Approach Time Complexity Space Complexity Verdict
Brute Force Simulation O(states or undefined) O(1) Overkill / unnecessary
Sum and Divisibility Check O(1) O(1) Accepted

Algorithm Walkthrough

  1. Read the five integers representing final coin counts of each player.
  2. Compute their total sum. This sum represents the total number of coins in the system, which never changes throughout the game.
  3. Check whether the sum is divisible by 5. If it is not, no equal initial distribution is possible, because $5b$ must equal the total.
  4. If divisible, compute $b = \frac{\text{sum}}{5}$.
  5. Ensure $b > 0$. If the sum is zero, all players ended with zero coins, which contradicts the requirement that initial bets are strictly positive.
  6. Output $b$ if valid, otherwise output -1.

Why it works

The invariant is total coin conservation. Every operation in the game is a unit transfer between players, which preserves the sum of all coins. Therefore the final sum must equal the initial sum exactly.

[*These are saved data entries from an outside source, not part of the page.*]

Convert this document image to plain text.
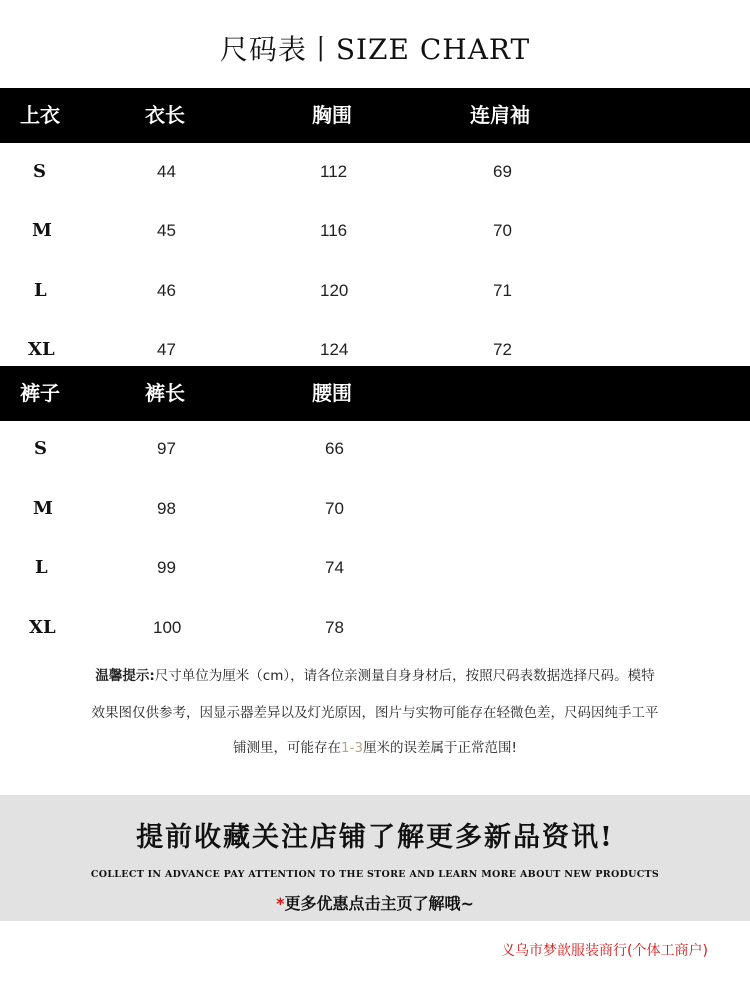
尺码表丨SIZE CHART
上衣	衣长	胸围	连肩袖
S	44	112	69
M	45	116	70
L	46	120	71
XL	47	124	72
裤子	裤长	腰围
S	97	66
M	98	70
L	99	74
XL	100	78
温馨提示:尺寸单位为厘米（cm），请各位亲测量自身身材后，按照尺码表数据选择尺码。模特
效果图仅供参考，因显示器差异以及灯光原因，图片与实物可能存在轻微色差，尺码因纯手工平
铺测里，可能存在1-3厘米的误差属于正常范围!
提前收藏关注店铺了解更多新品资讯!
COLLECT IN ADVANCE PAY ATTENTION TO THE STORE AND LEARN MORE ABOUT NEW PRODUCTS
*更多优惠点击主页了解哦~
义乌市梦歆服装商行(个体工商户)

Since the initial configuration is five identical values $b$, the total must be $5b$. This uniquely determines $b$ whenever a solution exists, and any violation of divisibility or positivity rules immediately proves impossibility.

Python Solution

import sys
input = sys.stdin.readline

def solve():
    c = list(map(int, input().split()))
    total = sum(c)

    if total % 5 != 0:
        print(-1)
        return

    b = total // 5

    if b <= 0:
        print(-1)
        return

    print(b)

if __name__ == "__main__":
    solve()

The implementation directly follows the invariant-based reasoning. The only computation is the sum of the five values. The divisibility check ensures consistency with the model of equal initial distribution. The positivity check is necessary because the problem explicitly requires a positive initial bet, not zero.

A common mistake is to skip the positivity condition. Without it, an input like 0 0 0 0 0 would incorrectly yield $b = 0$, even though the rules forbid zero initial bets.

Worked Examples

Example 1

Input:

2 5 4 0 4

Total sum is 15, so candidate $b = 3$.

Step Sum Divisible by 5 b Valid
Initial 15 yes 3 yes

Output is 3.

This confirms a consistent redistribution exists since total coins match 5 equal initial piles.

Example 2

Input:

1 1 1 1 2

Total sum is 6, which is not divisible by 5.

Step Sum Divisible by 5 b Valid
Initial 6 no - no

Output is -1.

This demonstrates that even though values look "close" to uniform, conservation of total mass immediately rules it out.

Complexity Analysis

Measure Complexity Explanation
Time O(1) Only five integers are processed once
Space O(1) No auxiliary data structures beyond a few variables

The constraints are so small that even repeated evaluation would be trivial, but the constant-time solution directly matches the invariant structure of the problem.

Test Cases

import sys, io

def run(inp: str) -> str:
    sys.stdin = io.StringIO(inp)
    from __main__ import solve
    old_stdout = sys.stdout
    sys.stdout = io.StringIO()
    solve()
    out = sys.stdout.getvalue()
    sys.stdout = old_stdout
    return out.strip()

# provided sample
assert run("2 5 4 0 4\n") == "3", "sample 1"

# all equal minimal valid
assert run("1 1 1 1 1\n") == "1", "all equal"

# impossible due to sum
assert run("1 1 1 1 2\n") == "-1", "sum not divisible"

# all zeros (invalid because b must be positive)
assert run("0 0 0 0 0\n") == "-1", "zero case"

# boundary-ish valid
assert run("0 0 0 0 5\n") == "1", "single pile concentration"
Test input Expected output What it validates
2 5 4 0 4 3 standard valid case
1 1 1 1 2 -1 non-divisible sum
0 0 0 0 0 -1 positivity constraint
0 0 0 0 5 1 extreme redistribution

Edge Cases

A subtle edge case is when all players end with zero coins. The sum is zero, which is divisible by 5, but it implies $b = 0$. Since the problem requires a strictly positive initial bet, this must be rejected. The algorithm handles this by explicitly checking $b > 0$, ensuring that zero does not pass through as a valid solution.

Another case is a highly skewed distribution like 0 0 0 0 5. Here the sum is 5, giving $b = 1$. The invariant guarantees validity because the five initial coins can all be transferred to a single player over time, so the algorithm correctly accepts it.

Finally, any input where the sum is not divisible by 5 is rejected immediately, which covers a large fraction of invalid states without further reasoning.